On the contrary, the Powerglide came with the following gear ratios:
- First: 1.82-to-1 /1.76-to-1
- Second: 1.00-to-1
The Turbo 350 powers classic American muscle and its venerable specifications are as follows:
- Level 2, Level 3, and Level 4 performance
- The ability to take on as much as 700 horsepower
- The capacity to control as much as 400 lb-ft. of torque
The power of your classic American muscle determines the horsepower you need, as much better engines will require a minimum Level 3 transmission. Due to considerable modifications, the particular transmission that handles your build with strong parts and high-quality build is always available.
The Turbo 350 shares several components – including the torque converter – with the Buick Super Turbine Powerglide and the Turbo 400. This transmission remained in production for up to 15 years until it was fully replaced in 1984 by the 700R4.
In 1980, the lockup torque converter was added but pulled four years later because of its downshifting and inconsistent acceleration.
The Turbo 350 Transmission: Construction and Size
The Turbo 350 Transmission is a single-piece transmission with a bell housing perfectly integrated into the transmission body. The entire transmission casing is made of cast aluminum.
The Turbo 350 is renowned for its short length, making it one of the lightest transmissions ever made. It takes up to 4 quarts in a pan and may require a little extra based on the torque converter in action.
When combined with a 9.5-inch converter, the overall requirement is about 10 quarts.
The additional gear the Turbo 350 came with made a no-brainer choice compared to its predecessor. This is why it is widely employed in nearly all rear-wheel vehicles – from General Motors – at the time.

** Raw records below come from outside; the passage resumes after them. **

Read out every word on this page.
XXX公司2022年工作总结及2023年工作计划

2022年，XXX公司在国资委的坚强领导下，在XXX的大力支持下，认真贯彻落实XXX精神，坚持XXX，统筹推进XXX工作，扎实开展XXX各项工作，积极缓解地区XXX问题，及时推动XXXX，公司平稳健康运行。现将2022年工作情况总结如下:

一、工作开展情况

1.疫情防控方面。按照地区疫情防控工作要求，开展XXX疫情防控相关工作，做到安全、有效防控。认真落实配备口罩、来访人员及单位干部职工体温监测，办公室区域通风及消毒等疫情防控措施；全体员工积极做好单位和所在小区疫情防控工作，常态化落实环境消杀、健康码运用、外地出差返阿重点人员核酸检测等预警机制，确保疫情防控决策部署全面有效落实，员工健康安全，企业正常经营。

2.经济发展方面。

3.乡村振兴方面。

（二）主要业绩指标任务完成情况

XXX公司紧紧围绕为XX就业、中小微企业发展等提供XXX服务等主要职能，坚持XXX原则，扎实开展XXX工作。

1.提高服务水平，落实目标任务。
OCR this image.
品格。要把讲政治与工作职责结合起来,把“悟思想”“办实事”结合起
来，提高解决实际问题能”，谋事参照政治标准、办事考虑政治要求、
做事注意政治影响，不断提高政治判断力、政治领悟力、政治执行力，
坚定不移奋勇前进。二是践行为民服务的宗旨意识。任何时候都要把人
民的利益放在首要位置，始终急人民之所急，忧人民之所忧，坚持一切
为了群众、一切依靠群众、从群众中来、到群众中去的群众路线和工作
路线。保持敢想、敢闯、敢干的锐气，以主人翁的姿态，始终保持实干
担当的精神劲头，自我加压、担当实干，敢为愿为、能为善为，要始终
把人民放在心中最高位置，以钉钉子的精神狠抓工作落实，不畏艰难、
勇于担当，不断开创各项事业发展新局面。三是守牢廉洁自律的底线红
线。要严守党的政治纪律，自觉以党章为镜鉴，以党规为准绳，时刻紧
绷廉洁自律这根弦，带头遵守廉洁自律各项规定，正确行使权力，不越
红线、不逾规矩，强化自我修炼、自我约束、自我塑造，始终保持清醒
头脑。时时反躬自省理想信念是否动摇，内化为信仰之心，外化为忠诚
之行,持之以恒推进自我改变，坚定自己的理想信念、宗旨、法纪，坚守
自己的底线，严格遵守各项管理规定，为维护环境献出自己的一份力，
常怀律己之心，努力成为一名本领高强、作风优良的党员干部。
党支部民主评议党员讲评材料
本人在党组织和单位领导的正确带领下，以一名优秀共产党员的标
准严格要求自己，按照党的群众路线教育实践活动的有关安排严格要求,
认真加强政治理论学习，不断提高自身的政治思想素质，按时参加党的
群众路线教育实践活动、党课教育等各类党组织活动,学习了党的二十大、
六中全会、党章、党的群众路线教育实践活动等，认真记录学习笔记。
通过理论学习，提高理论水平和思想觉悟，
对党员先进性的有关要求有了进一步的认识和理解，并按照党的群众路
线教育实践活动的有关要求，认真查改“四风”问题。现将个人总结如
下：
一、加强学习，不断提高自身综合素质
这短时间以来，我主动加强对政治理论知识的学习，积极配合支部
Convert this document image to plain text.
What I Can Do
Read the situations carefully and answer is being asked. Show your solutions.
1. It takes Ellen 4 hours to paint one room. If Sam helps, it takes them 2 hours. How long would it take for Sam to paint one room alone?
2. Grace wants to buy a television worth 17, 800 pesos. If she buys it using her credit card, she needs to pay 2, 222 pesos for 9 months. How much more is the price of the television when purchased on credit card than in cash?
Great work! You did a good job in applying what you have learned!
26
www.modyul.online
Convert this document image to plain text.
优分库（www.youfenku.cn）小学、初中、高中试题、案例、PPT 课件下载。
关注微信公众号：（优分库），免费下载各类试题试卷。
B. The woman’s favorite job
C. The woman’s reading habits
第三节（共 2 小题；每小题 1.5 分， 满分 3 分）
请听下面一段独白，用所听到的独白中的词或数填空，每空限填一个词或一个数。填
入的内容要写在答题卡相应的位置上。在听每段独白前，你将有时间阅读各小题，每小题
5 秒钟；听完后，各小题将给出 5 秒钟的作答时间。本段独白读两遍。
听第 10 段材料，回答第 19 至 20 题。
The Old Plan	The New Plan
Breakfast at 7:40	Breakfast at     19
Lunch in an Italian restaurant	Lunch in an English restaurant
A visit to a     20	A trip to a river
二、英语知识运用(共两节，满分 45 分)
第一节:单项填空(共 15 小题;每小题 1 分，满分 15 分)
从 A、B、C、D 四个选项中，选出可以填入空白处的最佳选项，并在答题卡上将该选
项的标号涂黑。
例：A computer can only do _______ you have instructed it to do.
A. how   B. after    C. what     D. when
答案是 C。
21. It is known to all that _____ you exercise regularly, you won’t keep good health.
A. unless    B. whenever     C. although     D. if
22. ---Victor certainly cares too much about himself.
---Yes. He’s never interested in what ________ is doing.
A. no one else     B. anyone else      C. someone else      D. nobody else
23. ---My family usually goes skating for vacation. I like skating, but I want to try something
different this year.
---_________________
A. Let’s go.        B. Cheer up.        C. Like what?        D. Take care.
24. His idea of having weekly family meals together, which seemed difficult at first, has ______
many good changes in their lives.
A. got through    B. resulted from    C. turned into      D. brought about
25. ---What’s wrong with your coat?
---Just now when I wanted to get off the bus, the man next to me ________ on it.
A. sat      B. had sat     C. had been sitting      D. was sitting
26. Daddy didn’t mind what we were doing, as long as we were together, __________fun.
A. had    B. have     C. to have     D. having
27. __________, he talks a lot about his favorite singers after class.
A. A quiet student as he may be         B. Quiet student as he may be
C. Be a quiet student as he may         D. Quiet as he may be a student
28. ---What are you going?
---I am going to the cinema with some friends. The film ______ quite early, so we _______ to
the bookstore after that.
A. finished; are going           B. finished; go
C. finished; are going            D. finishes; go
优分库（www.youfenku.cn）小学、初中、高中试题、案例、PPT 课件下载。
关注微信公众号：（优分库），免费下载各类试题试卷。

Its strength, compactness, and versatility have made many vintage or classic car owners retain the transmission’s use to this day. Most vintage cars sold today also come with this powerful transmission, with minor alterations.
Turbo 350 Transmission: Benefits
The Turbo 350 empowers every driver to take their hobbies to a higher level. Only a few drivers are privileged to start their journey with the best available vehicle or the most horsepower.
If you are very new to the sport or looking to power your daily driver conveniently, the Turbo 350 is an excellent option.
The most profound benefit that the Turbo 350 brought to the table was its extra gear, one up from its predecessor. This transmission is also compact, strong, and versatile.
The Turbo 350 only had one notable weakness: the wobbling of the direct clutch drum.
Most Common Uses of the Turbo 350 Transmission
The Turbo 350 Transmission found excellent use in Pontiac Firebirds, GMC trucks, Chevrolet Camaros, Monte Carlo, and the Caprice. This transmission remarkably matches GM automobiles with small-block V-8s as well as the small Iron Duke 4-cylinder models, the block-block 396 V-8s, and V-6s.
The BOP (Buick, Oldsmobile, and Pontiac) is an offshoot version of the standard Turbo 350 that works with the Pontiac V8. You can easily differentiate one from the other by looking at the block flange. The BOP version comes with a valley, while the Chevrolet model showcases a peak.
General Motors also created several derivatives of the Turbo 350, including lock-up torque converter models with the smaller TH375, TH 250, and TH20.
The Turbo 350 Transmission works remarkably well with many modestly powered vehicles. It was versatile in the 1960s since it had no fixed center support and could be used in several experimental vehicles.
Even though the Turbo 350 is no longer in production, it is still employed by several classic vehicle builds. It comes with extra gear, which gives it a significant advantage over its predecessor.
The Turbo 350 Transmission is also versatile, strong, and compact. During its time, its overall strength and versatility made it popularly used in many rear-wheel automobiles from General Motors. It is still in use in several vintage or classic vehicles today.